In a recent article for the Guardian Evgeny Morozov is tripping around the questions whether the US or China and Russia are the greater danger for Internet freedom. Being only an artifical discussion, the more important debate should be how to secure Interent freedom independet from these actors.
Russia takes general a strong grip on their whole media, including the Internet, not just for reasons of internal affairs. Being pushed back by the US after the end of the cold war, they are working closely together with other BRIC states in opposing the US.
The fact that China is heavily restricting and filtering the Internet is nothing new. New is not even the struggles between the US and China in the tech area. The US is accusing China of embedding espionage parts in microchips and other products manufactured China. China just recently banned Windows 8 from all government computers for the same reason. Quite some reasons to work together with other emerging states like Brazil or Russia.
Finally, the US is trying to keep their domination on the Internet related structures and core services. Initatives like giving IANA more autonomy by stepping back from their “special” role are only drops in the bucket.
These are few of the reasons why the current international policy processes in the field of Internet Governance are stuck. Steps ahead were mainly made in more detailed modeling of the multi-stakeholder processes, not the topics itself. This is not just true for UN related processes like th IGF, but also for new initatives like NETmundial. Being organized at the first place in Brazil it was meant to discuss the topic of global surveillance in the context of the NSA leaks by Edward Snowden. At the end it was diluted by US interference and had even a weaker final statement than the previous anti-spying resolution at the UN.

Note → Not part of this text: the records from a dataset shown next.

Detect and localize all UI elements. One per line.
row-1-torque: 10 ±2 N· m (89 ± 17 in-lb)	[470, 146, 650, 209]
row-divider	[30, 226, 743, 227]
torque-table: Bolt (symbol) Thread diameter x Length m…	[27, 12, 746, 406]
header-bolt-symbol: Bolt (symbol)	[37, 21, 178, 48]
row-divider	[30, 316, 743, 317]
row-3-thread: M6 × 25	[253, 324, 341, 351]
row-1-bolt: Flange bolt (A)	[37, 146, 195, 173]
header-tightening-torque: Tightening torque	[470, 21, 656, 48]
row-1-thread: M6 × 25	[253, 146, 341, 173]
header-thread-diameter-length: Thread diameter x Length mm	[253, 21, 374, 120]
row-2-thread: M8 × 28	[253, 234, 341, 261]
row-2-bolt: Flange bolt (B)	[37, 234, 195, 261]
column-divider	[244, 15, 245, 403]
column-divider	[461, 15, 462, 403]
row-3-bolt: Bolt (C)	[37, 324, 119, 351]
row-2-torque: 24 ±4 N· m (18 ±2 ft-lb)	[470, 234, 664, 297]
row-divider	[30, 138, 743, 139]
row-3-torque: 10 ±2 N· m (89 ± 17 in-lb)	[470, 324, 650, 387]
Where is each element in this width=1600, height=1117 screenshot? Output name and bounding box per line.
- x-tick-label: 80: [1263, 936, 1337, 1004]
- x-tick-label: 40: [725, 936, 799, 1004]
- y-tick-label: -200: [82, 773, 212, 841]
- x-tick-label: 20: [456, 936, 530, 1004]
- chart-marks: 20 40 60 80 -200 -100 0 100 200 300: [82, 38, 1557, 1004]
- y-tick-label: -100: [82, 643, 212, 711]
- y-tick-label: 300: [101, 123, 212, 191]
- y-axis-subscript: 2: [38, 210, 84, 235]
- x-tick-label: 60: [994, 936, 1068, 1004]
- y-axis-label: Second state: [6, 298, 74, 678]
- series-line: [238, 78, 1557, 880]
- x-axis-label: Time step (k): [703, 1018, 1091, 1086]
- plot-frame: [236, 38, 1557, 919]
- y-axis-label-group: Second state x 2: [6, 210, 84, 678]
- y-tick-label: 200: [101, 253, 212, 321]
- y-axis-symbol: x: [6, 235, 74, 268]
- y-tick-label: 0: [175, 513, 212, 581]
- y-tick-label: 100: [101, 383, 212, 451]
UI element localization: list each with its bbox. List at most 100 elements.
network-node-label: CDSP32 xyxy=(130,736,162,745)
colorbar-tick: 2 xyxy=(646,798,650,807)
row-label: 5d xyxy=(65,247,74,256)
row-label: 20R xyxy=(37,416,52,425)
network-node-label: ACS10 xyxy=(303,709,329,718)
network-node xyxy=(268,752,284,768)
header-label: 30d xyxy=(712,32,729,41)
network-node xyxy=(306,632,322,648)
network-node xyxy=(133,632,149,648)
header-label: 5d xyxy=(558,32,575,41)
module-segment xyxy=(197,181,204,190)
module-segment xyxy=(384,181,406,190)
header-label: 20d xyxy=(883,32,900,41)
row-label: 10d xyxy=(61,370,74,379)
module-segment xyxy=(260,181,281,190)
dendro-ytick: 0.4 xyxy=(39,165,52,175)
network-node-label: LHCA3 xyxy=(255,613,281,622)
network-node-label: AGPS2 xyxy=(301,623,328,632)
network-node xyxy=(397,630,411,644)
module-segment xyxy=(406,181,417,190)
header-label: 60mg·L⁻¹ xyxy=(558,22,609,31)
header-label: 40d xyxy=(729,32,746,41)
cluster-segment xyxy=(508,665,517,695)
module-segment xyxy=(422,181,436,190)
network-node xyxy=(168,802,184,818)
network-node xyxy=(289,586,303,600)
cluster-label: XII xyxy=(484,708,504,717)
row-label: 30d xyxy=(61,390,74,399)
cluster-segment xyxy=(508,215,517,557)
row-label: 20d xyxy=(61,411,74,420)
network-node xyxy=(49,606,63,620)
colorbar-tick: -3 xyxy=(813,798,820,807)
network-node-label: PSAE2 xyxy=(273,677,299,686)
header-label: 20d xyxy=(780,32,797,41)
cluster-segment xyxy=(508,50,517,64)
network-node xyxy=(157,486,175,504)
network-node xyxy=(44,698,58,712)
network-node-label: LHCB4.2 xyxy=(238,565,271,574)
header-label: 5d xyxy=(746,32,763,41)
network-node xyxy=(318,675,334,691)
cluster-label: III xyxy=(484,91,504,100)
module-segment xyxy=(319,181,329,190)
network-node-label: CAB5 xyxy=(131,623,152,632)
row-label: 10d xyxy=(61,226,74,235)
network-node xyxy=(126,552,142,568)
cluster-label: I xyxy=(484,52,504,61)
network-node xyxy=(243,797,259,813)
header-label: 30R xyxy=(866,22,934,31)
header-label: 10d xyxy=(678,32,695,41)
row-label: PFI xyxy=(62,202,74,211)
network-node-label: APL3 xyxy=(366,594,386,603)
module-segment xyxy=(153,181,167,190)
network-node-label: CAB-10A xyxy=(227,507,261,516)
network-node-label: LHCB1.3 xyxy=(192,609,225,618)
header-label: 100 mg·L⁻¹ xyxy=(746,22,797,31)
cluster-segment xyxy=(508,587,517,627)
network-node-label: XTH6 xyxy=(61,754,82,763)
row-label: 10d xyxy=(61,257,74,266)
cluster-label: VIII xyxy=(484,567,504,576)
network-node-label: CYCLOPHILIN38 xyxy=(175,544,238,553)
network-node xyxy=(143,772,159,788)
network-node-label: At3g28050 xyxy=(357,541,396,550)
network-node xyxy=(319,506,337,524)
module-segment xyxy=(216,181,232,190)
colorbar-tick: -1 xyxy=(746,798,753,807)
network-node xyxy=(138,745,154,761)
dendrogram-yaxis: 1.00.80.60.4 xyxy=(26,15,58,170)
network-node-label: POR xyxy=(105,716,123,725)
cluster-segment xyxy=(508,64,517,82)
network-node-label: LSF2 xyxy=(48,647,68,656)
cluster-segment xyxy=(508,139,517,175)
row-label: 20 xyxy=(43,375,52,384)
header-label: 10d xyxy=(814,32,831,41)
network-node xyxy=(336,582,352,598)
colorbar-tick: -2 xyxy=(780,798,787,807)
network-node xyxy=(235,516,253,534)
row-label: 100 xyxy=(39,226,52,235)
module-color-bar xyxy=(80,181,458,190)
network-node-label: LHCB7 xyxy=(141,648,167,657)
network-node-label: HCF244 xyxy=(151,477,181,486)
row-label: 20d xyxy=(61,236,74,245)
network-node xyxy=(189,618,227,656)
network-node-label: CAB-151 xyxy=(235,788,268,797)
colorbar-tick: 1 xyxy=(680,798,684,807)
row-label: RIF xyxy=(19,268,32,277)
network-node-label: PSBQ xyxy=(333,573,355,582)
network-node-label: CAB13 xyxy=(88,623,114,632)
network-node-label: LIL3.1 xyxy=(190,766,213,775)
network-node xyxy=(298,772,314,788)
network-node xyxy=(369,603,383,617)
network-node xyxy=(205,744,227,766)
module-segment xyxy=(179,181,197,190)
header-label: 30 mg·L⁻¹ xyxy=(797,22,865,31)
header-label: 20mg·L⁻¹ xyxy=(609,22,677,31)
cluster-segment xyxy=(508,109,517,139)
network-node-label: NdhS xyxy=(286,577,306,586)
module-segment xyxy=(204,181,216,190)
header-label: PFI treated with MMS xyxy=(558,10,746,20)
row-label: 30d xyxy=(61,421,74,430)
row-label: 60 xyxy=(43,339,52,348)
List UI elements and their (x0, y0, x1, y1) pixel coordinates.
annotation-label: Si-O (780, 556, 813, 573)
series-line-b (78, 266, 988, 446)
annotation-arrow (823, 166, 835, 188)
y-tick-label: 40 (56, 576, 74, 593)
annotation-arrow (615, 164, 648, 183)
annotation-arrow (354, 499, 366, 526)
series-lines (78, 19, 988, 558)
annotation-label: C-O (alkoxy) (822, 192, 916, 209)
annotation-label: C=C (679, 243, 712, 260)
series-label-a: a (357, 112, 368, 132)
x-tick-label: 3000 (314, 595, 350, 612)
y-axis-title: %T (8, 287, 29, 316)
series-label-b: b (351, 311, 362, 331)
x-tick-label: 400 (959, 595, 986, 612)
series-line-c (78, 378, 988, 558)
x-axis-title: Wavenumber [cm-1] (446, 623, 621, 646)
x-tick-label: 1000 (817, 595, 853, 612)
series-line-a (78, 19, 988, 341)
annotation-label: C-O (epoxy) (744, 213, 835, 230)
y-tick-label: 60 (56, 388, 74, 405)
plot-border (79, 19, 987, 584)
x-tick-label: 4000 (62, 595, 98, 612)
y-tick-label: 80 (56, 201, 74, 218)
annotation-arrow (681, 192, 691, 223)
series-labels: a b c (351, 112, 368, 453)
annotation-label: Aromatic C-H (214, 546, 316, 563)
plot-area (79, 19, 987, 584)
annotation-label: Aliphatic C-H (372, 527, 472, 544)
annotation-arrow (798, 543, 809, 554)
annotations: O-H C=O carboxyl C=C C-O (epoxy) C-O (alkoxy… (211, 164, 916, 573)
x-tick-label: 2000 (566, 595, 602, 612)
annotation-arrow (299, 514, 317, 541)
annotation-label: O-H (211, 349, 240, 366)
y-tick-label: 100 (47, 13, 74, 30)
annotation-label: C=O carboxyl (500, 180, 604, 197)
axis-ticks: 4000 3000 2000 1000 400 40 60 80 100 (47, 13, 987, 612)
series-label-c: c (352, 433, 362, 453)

All of this is unfortunatea and even sad for the sake of Internet freedom. Waiting for a quick solution in the near future is an illusion which only damages the cause. The defence of Internet freedom and rights are up to other countries working hand in hand with civil society. Looking at state like Iceland, Switzerland or Estonia who claim some credibilty in that field, seem a good start to go. Having a core group of countries securing Internet freedom others will join and every addional will create more pressure on the US, China and Russia.